Spanien dominiert in bermuda: sail gp team auf podestkurs!
Ein furioser Auftritt des Spain Sail GP Teams hat die Konkurrenz in Bermuda in Atem gehalten. Diego Botín und sein Team lieferten sich bei Windgeschwindigkeiten jenseits der 90 km/h ein Rennen auf Augenhöhe mit den besten der Welt und untermauerten ihren Anspruch auf den Titelverteidigung im Rolex Sail GP Championship.
Turbulente bedingungen, beeindruckende leistungen
Die Bedingungen in Bermuda waren alles andere als einfach. Die hohen Windgeschwindigkeiten forderten von den Teams höchste Konzentration und Präzision. Doch das Spain Sail GP Team meisterte diese Herausforderung mit Bravour. Zwei vierte Plätze, ein dritter Platz und der fulminante Sieg gegen das australische Team von Tom Slingsby zeigten, dass die Mannschaft nicht nur über technisches Können, sondern auch über einen unbändigen Willen verfügt.
Die Mannschaft entwickelte sich im Laufe des Tages immer weiter, holte Positionen auf und zeigte eine beeindruckende Remontade. Besonders hervorzuheben ist der Sieg gegen Australien, ein echter Brocken in der Sail GP Welt. Das Team scheint sich in den türkisfarbenen Gewässern Bermudas sichtlich wohlzufühlen und bestätigte damit die hohe Qualität der Vorbereitung.
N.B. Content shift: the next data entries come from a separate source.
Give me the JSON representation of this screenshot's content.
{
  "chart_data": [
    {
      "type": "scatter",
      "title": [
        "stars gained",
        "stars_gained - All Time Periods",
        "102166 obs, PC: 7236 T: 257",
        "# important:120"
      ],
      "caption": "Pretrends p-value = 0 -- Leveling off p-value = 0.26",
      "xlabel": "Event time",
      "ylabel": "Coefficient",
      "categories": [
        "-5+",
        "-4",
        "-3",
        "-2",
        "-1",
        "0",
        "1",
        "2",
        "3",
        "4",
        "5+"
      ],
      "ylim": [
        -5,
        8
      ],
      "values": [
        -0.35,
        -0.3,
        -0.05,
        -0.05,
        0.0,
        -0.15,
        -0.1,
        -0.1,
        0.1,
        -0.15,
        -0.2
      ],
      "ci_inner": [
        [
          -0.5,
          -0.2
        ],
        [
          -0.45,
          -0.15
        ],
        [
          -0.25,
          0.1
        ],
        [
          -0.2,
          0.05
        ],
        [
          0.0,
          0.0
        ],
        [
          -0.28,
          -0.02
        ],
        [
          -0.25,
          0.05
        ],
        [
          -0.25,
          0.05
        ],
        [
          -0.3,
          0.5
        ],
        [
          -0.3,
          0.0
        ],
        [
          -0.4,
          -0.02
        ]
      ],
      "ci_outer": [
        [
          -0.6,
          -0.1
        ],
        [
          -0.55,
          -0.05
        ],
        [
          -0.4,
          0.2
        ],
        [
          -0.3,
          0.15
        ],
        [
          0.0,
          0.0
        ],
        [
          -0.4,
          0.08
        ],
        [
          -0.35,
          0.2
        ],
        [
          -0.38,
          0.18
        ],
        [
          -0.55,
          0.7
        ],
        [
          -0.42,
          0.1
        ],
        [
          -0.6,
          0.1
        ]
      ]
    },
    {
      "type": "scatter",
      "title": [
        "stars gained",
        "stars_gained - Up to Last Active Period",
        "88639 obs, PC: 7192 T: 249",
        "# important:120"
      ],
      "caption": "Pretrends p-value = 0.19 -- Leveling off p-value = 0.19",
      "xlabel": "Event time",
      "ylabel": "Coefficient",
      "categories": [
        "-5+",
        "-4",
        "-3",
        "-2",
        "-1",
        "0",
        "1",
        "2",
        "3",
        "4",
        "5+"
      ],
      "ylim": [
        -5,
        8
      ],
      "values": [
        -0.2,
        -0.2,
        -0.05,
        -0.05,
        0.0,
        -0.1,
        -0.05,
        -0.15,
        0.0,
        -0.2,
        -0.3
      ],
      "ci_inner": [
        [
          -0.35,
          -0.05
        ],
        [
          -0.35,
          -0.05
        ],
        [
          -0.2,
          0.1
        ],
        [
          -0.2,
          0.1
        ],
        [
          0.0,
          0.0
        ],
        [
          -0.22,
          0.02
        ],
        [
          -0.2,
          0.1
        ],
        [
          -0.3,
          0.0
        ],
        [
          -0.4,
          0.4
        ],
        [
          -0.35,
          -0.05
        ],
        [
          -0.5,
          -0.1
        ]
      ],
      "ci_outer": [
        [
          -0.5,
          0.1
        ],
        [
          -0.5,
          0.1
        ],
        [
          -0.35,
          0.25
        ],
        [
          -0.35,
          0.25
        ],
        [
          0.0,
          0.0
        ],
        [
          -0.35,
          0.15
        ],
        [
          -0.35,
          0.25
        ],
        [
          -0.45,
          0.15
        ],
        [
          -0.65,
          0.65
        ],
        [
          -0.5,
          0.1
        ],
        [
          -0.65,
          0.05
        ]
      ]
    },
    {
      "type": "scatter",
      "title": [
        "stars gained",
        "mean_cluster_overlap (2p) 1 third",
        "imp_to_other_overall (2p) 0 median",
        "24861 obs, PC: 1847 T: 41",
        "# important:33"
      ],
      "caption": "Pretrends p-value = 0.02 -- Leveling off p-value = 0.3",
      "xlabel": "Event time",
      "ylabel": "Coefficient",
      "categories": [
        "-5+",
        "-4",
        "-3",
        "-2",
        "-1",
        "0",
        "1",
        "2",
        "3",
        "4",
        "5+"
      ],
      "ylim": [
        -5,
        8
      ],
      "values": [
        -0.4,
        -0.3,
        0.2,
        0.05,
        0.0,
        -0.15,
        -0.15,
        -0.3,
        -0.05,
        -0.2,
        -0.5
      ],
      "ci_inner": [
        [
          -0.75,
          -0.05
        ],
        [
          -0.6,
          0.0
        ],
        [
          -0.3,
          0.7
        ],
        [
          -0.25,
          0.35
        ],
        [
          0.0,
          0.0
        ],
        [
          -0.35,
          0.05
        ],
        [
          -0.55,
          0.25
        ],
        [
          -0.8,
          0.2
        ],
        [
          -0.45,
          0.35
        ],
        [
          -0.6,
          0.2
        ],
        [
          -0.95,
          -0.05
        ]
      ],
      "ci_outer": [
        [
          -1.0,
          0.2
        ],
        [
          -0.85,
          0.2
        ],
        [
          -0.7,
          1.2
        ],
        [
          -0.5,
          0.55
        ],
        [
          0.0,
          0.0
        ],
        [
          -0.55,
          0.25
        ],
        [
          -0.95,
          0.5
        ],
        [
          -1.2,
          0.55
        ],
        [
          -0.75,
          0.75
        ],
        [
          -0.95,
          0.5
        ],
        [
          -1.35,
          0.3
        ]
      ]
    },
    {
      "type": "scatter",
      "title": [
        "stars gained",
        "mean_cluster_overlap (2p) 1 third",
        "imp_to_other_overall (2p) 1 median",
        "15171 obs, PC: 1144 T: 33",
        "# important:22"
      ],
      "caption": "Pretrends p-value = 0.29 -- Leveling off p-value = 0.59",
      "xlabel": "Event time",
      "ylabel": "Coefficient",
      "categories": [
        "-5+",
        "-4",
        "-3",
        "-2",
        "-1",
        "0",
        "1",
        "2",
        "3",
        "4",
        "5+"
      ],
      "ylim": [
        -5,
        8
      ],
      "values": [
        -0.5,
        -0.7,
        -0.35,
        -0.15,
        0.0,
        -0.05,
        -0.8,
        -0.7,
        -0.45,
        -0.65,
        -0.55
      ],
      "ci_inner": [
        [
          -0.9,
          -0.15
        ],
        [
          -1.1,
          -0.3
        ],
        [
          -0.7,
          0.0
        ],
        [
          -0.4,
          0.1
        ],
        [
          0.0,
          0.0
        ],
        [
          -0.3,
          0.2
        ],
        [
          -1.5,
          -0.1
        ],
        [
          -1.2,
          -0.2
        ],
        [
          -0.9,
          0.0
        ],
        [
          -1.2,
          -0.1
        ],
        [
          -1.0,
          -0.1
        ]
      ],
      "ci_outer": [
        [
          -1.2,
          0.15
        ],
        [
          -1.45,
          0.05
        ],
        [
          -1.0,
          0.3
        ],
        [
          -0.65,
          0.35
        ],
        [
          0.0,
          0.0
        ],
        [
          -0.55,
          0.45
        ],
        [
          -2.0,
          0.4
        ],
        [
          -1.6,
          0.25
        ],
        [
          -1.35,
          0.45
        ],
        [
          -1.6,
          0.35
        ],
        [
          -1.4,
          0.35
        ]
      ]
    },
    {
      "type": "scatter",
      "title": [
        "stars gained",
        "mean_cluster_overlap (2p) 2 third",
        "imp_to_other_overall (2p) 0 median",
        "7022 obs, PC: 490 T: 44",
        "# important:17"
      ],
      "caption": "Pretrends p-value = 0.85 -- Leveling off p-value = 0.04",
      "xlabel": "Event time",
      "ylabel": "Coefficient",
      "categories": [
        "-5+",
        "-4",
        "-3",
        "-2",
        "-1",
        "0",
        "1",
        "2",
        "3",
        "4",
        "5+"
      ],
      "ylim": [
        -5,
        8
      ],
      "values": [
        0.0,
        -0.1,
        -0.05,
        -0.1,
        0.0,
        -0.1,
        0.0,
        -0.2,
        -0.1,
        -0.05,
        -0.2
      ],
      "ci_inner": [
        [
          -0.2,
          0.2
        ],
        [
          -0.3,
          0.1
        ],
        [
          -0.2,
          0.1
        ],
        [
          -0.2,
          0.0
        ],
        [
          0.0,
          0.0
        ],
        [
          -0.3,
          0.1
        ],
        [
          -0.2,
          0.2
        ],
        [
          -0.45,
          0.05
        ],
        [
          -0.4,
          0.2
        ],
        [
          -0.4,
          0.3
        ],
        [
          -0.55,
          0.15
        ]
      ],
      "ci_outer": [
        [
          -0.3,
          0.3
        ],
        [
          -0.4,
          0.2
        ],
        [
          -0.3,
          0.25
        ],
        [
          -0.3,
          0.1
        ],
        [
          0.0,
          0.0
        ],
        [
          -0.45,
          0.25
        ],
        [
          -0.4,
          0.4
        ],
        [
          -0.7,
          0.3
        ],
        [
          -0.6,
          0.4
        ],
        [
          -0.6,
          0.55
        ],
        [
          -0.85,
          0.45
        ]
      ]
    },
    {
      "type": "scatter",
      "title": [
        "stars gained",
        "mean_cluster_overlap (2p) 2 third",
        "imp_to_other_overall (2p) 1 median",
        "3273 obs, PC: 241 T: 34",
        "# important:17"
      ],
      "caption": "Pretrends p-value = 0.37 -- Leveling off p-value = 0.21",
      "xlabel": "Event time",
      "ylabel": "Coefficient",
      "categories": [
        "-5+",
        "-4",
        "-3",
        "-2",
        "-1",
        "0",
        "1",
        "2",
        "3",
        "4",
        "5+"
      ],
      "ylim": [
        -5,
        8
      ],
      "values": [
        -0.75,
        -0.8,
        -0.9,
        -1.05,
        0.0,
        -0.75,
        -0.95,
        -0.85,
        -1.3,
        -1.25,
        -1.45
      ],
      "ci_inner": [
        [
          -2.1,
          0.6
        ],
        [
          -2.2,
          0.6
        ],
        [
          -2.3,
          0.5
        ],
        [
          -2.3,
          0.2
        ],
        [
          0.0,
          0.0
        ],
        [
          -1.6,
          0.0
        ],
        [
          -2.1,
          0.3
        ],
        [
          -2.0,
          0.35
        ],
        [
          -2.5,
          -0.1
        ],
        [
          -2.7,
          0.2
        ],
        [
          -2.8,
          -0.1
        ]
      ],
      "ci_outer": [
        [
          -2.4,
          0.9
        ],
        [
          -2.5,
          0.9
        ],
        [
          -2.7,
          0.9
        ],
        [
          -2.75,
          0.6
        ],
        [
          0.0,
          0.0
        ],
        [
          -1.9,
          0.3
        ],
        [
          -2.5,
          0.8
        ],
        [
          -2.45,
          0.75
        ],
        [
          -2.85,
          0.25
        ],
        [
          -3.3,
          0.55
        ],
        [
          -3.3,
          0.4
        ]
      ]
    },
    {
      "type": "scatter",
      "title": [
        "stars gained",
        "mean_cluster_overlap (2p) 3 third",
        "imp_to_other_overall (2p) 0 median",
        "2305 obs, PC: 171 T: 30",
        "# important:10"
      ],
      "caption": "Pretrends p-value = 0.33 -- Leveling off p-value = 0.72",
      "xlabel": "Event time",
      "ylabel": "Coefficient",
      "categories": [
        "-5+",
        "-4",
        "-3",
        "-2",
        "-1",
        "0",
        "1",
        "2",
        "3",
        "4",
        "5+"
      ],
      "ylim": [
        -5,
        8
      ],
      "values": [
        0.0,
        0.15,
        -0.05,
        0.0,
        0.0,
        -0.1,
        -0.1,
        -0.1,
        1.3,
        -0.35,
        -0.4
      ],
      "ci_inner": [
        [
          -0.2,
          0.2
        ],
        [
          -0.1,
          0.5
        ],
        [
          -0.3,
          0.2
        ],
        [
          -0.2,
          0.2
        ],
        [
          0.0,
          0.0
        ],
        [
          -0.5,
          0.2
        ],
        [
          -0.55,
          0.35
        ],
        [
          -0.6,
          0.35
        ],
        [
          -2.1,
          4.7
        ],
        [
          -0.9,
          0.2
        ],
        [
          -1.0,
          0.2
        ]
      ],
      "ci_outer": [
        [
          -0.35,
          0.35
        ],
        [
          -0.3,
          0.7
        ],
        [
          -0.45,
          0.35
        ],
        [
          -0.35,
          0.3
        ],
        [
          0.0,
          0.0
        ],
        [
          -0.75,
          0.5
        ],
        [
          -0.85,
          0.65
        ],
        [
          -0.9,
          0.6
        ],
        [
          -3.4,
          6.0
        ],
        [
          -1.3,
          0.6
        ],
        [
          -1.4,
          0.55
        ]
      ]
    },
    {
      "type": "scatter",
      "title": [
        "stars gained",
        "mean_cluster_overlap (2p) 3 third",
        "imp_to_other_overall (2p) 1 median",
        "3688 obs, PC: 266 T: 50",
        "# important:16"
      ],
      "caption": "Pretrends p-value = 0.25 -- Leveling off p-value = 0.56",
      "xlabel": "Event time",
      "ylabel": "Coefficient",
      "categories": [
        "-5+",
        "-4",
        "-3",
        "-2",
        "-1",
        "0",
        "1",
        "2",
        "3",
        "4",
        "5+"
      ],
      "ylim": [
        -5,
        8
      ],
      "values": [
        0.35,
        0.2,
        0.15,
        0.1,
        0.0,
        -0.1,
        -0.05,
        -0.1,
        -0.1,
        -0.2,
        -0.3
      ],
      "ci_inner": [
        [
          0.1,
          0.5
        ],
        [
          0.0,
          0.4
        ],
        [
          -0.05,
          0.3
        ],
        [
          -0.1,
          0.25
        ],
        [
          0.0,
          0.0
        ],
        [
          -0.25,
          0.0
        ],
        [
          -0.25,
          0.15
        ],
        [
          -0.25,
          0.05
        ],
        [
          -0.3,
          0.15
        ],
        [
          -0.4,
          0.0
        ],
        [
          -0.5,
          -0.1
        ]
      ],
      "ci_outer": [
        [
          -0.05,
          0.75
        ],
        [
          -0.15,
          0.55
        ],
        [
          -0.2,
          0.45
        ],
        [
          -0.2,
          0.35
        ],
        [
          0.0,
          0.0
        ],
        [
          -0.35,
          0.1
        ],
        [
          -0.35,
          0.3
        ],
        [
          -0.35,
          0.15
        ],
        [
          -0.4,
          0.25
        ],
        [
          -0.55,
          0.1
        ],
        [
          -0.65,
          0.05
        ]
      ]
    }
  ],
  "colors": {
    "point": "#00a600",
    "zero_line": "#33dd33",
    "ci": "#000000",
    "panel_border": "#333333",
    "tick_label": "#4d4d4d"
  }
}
Doch das Rennen war nicht ohne Zwischenfälle. Technische Defekte und Verletzungen beeinträchtigten den Auftritt einiger Teams. Schweden musste aufgrund eines technischen Problems in der F50 auf den Start verzichten, während Frankreich aufgrund einer Fußverletzung eines Athleten in der zweiten Heat ausschied. Auch die USA und Dänemark hatten mit technischen Problemen zu kämpfen und konnten die dritte Heat nicht erfolgreich beenden. In Sail GP ist eben immer etwas möglich.
Am Ende des Tages belegt das Spain Sail GP Team einen komfortablen zweiten Platz in der Gesamtwertung des Gran Premio. Mit 32 Punkten liegt man gleichauf mit Australien, während die USA mit 28 Punkten den dritten Platz belegen. Die deutschen und kanadischen Teams folgen mit 25 Punkten auf dem vierten bzw. fünften Platz. Diese beiden werden morgen die größten Herausforderer für das spanische Team sein.
„Es war kompliziert, die F50 bei diesem Wind und mit dieser Flügelspannweite zu kontrollieren“, gab Diego Botín nach den vier Läufen zu. „Wenn wir unsere Arbeit gut machen, haben wir natürlich eine Chance.“

Blick nach vorne: die entscheidung ruht auf morgen
Die Spannung steigt, die Konkurrenz schläft nicht. Morgen entscheidet sich, ob das Spain Sail GP Team seinen Ruf als eines der besten Teams der Welt auch in Bermuda bestätigen kann. Ein Sieg würde nicht nur die Tabellenführung bedeuten, sondern auch ein wichtiges Signal an die Konkurrenz senden.